Il principio statuito dalla sentenza delle SSUU dello scorso 18 ottobre 2012 (n. 47604), che ha escluso che la vendita di semi di cannabis integri gli estremi del delitto di cui all’art. 82 dpr 309/90, trova puntuale e corretta applicazione nella decisione del GUP presso il Tribunale di Roma, del 7 febbraio – 7 aprile 2013, che ha assolto quattro commercianti di semi di cannabis, accusati di violazione proprio della citata disposizione di legge.

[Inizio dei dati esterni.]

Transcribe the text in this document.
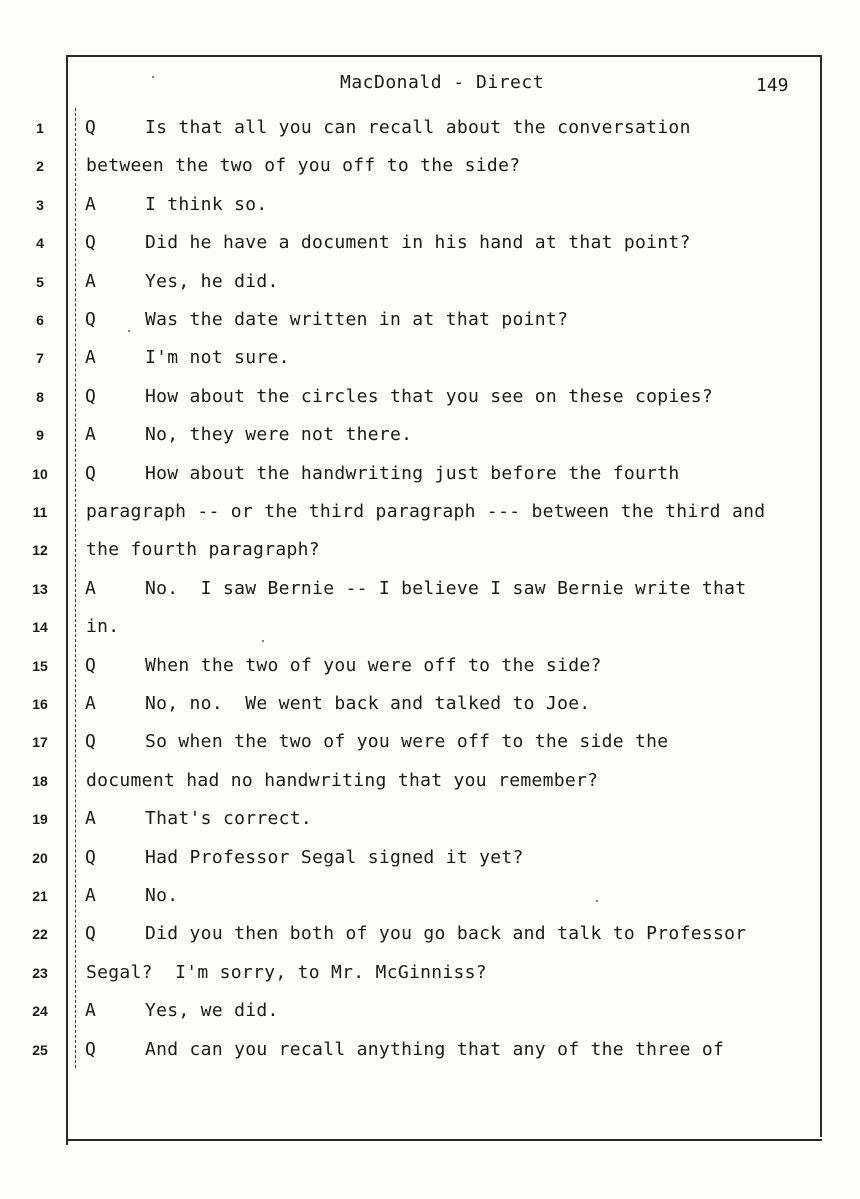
MacDonald - Direct	149
1	Q	Is that all you can recall about the conversation
2	between the two of you off to the side?
3	A	I think so.
4	Q	Did he have a document in his hand at that point?
5	A	Yes, he did.
6	Q	Was the date written in at that point?
7	A	I'm not sure.
8	Q	How about the circles that you see on these copies?
9	A	No, they were not there.
10	Q	How about the handwriting just before the fourth
11	paragraph -- or the third paragraph --- between the third and
12	the fourth paragraph?
13	A	No.  I saw Bernie -- I believe I saw Bernie write that
14	in.
15	Q	When the two of you were off to the side?
16	A	No, no.  We went back and talked to Joe.
17	Q	So when the two of you were off to the side the
18	document had no handwriting that you remember?
19	A	That's correct.
20	Q	Had Professor Segal signed it yet?
21	A	No.
22	Q	Did you then both of you go back and talk to Professor
23	Segal?  I'm sorry, to Mr. McGinniss?
24	A	Yes, we did.
25	Q	And can you recall anything that any of the three of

Si è così posta fine ad un’odissea giudiziaria durante oltre quattro anni.
La rilevanza delle pronunzia, che si commenta, consiste, certamente, nella felice intuizione giuridica del giudice di prime cure, il quale colloca la condotta di vendita di semi di cannabis, attribuita al commerciante – ed oggetto della specifica contestazione di reato -, nel segmento degli atti preparatori non punibili.
Ad avviso del giudicante, infatti, non sarebbe ravvisabile il requisito della idoneità “in modo inequivoco alla consumazione di un determinato reato”, atteso che “non è dato dedurre la effettiva destinazione dei semi”, una volta che essi siano stati venduti.
E’ evidente che tali affermazioni si coniugano in maniera armonica con l’osservazione :
1. che sia sempre stato obiettivamente impossibile – per il giudicante – acquisire la prova positiva della volontà genetica ed univoca del commerciante di istigare, tramite la vendita di semi di cannabis, gli acquirenti all’uso di sostanze stupefacenti, attesa la molteplicità di ipotetici motivi che potevano sottostare all’acquisto;
2. che, una volta perfezionata la vendita, la destinazione finale e l’eventuale utilizzo modale dei semi – entrati negozialmente nella sfera di esclusiva disponibilità dell’acquirente – sfugge a qualsiasi forma di verifica da parte del commerciante.
Costui non ha alcun obbligo di verificare l’uso successivo degli stessi.
Ulteriore profilo di interesse si rinviene, poi, nella disamina della condotta degli imputati, che induce il giudice ad escludere la configurabilità dell’art. 414 c.p. in relazione all’art. 73 dpr 309/90 (ipotesi di reato di istigazione alla coltivazione illecita, che le SSUU hanno ritenuto come unica formulabile in teoria in situazioni del genere).
La sola inserzione pubblicitaria, che raffigura semi e contiene indicazioni sulla loro provenienza e descrizione, non presenta – ad avviso del GUP – il carattere di fungere da spinta determinativa specificatamente indirizzata nei confronti degli acquirenti al fine di indurre costoro ad acquistare per coltivare.